I’m hoping that Aunt does get a place and takes to it, Sweetpeasue. I recall my neighbour in the flat next to me, in a past place, who unwillingly went, but once there, liked it and her son said she was happy and feeling a lot better with the company. She had a lovely family like you and DD.
I prefer the little Dalias to the “showy” ones. I prefer a sort of general cottage wild garden look (which is just as well).
Well, I thought my sis had put my mind at rest last night re the possible cancerous bit in eye. Well I wasn’t. Of course, by 2pm last night crawling up the wall I knew it hadn’t. Why my eye? Why not a bit of arm or leg? Or another bit of face (I’ve had cells removed from there already). It seems just as I was getting over MrA..blah blah. So I took more meds and got to sleep.
Quakers was actually rather nice and gentle and nice talks after. I had a panic when I was sure I saw MrS on the way there, but it wasnt. I apologised to the greeting person Later and she was OK about it as I explain why I was over reacting.

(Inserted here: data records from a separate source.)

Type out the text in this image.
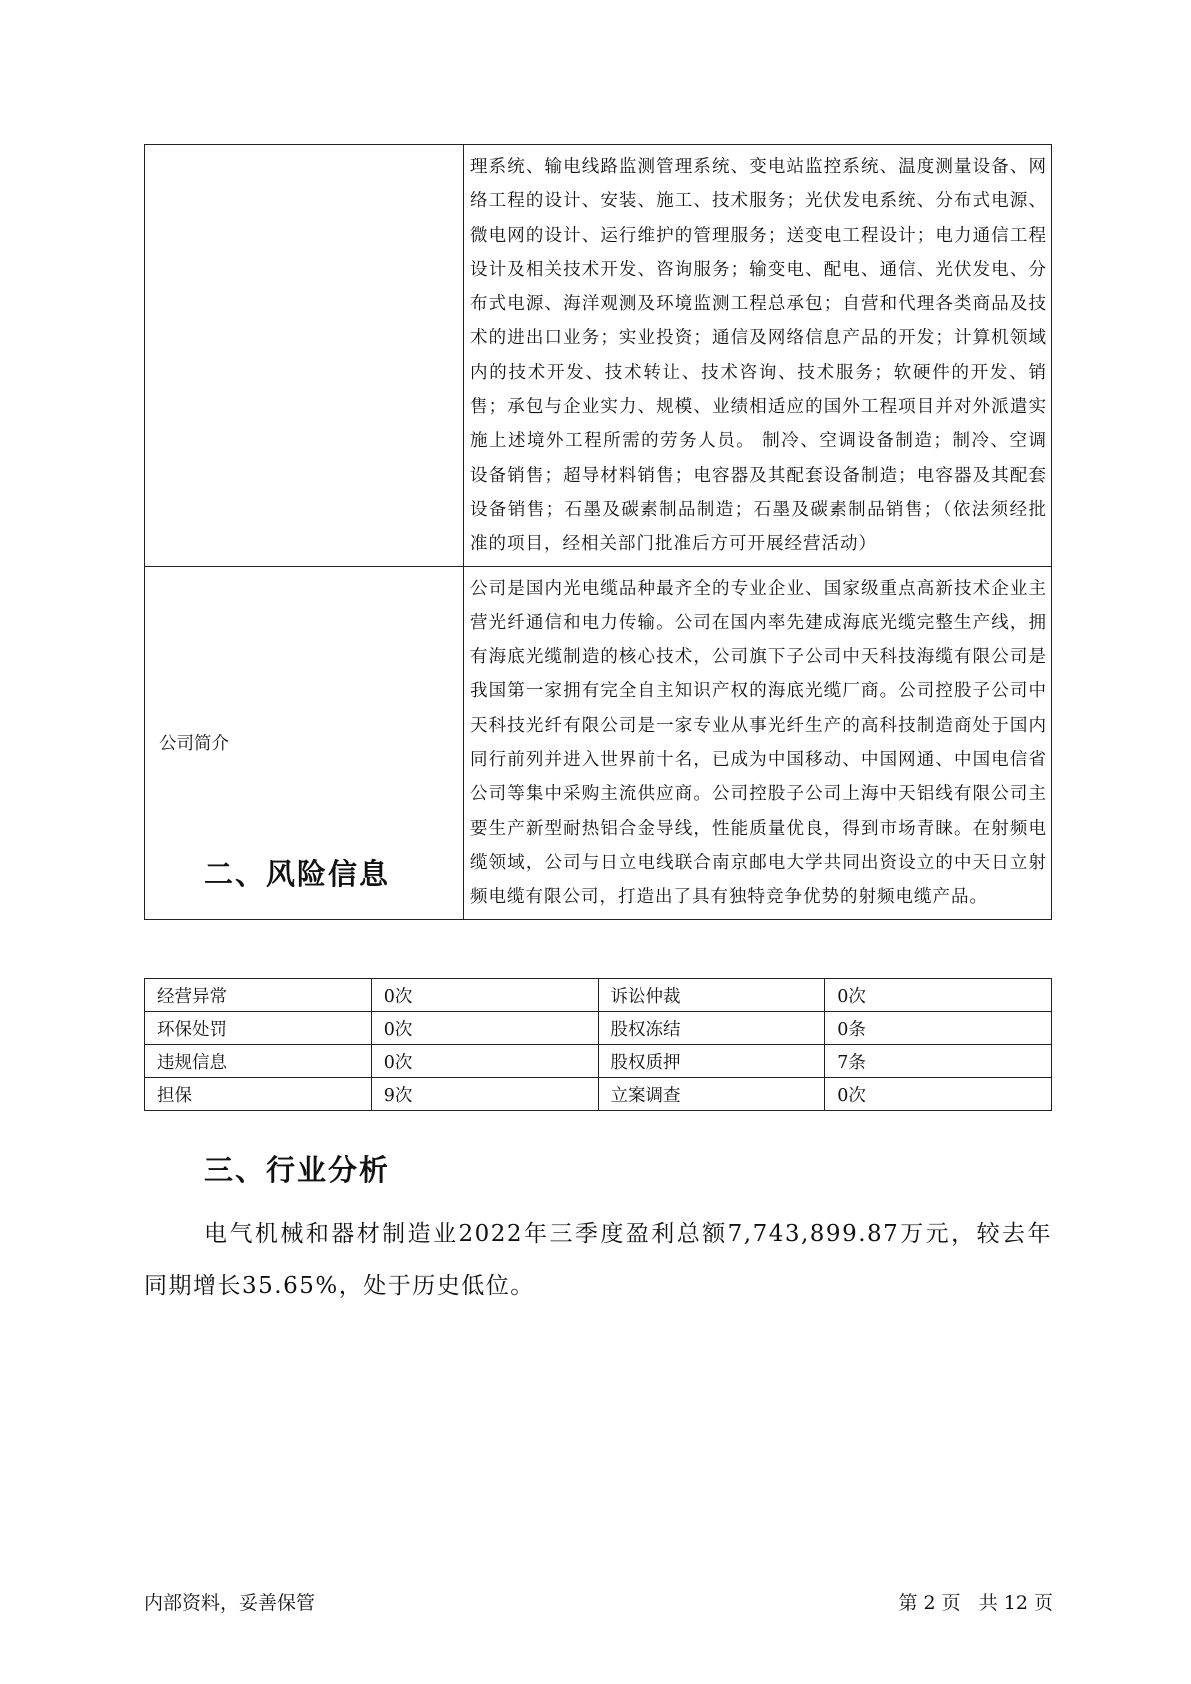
	理系统、输电线路监测管理系统、变电站监控系统、温度测量设备、网络工程的设计、安装、施工、技术服务；光伏发电系统、分布式电源、微电网的设计、运行维护的管理服务；送变电工程设计；电力通信工程设计及相关技术开发、咨询服务；输变电、配电、通信、光伏发电、分布式电源、海洋观测及环境监测工程总承包；自营和代理各类商品及技术的进出口业务；实业投资；通信及网络信息产品的开发；计算机领域内的技术开发、技术转让、技术咨询、技术服务；软硬件的开发、销售；承包与企业实力、规模、业绩相适应的国外工程项目并对外派遣实施上述境外工程所需的劳务人员。 制冷、空调设备制造；制冷、空调设备销售；超导材料销售；电容器及其配套设备制造；电容器及其配套设备销售；石墨及碳素制品制造；石墨及碳素制品销售；（依法须经批准的项目，经相关部门批准后方可开展经营活动）

公司简介	公司是国内光电缆品种最齐全的专业企业、国家级重点高新技术企业主营光纤通信和电力传输。公司在国内率先建成海底光缆完整生产线，拥有海底光缆制造的核心技术，公司旗下子公司中天科技海缆有限公司是我国第一家拥有完全自主知识产权的海底光缆厂商。公司控股子公司中天科技光纤有限公司是一家专业从事光纤生产的高科技制造商处于国内同行前列并进入世界前十名，已成为中国移动、中国网通、中国电信省公司等集中采购主流供应商。公司控股子公司上海中天铝线有限公司主要生产新型耐热铝合金导线，性能质量优良，得到市场青睐。在射频电缆领域，公司与日立电线联合南京邮电大学共同出资设立的中天日立射频电缆有限公司，打造出了具有独特竞争优势的射频电缆产品。
二、风险信息
经营异常	0次	诉讼仲裁	0次
环保处罚	0次	股权冻结	0条
违规信息	0次	股权质押	7条
担保	9次	立案调查	0次
三、行业分析
电气机械和器材制造业2022年三季度盈利总额7,743,899.87万元，较去年同期增长35.65%，处于历史低位。
内部资料，妥善保管	第 2 页   共 12 页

There are are some lovely people there - a young couple, open and warm and vulnerable, and an older lady who is good to chat to as she has had to live with severe MH in family but is a survivor but cant walk much anymore, and more -obvs we discussed current political matters and peace as well as personal stuff.
Then I did a strong gym and had some good chats today. Working off the anxiety as best as. I know the only way I can deal with it is by getting more information -
I dont know whether the optician is referring directly or via the GP, to whom she is referring, the time scale of triaging, and so on. I cope better with full info.
Wondering of course as well if I can find the money to go private for the gathering information and finding out what it is bit - so tomorrow is information gathering.
Had a sleep and then was so fed up by the state of my house especially the kitchen, got on with it.
As ever, you are all part of my life - the last few years I can't imagine otherwise: living alone online becomes more important - and wonder about things in between posting - stay as well as you can.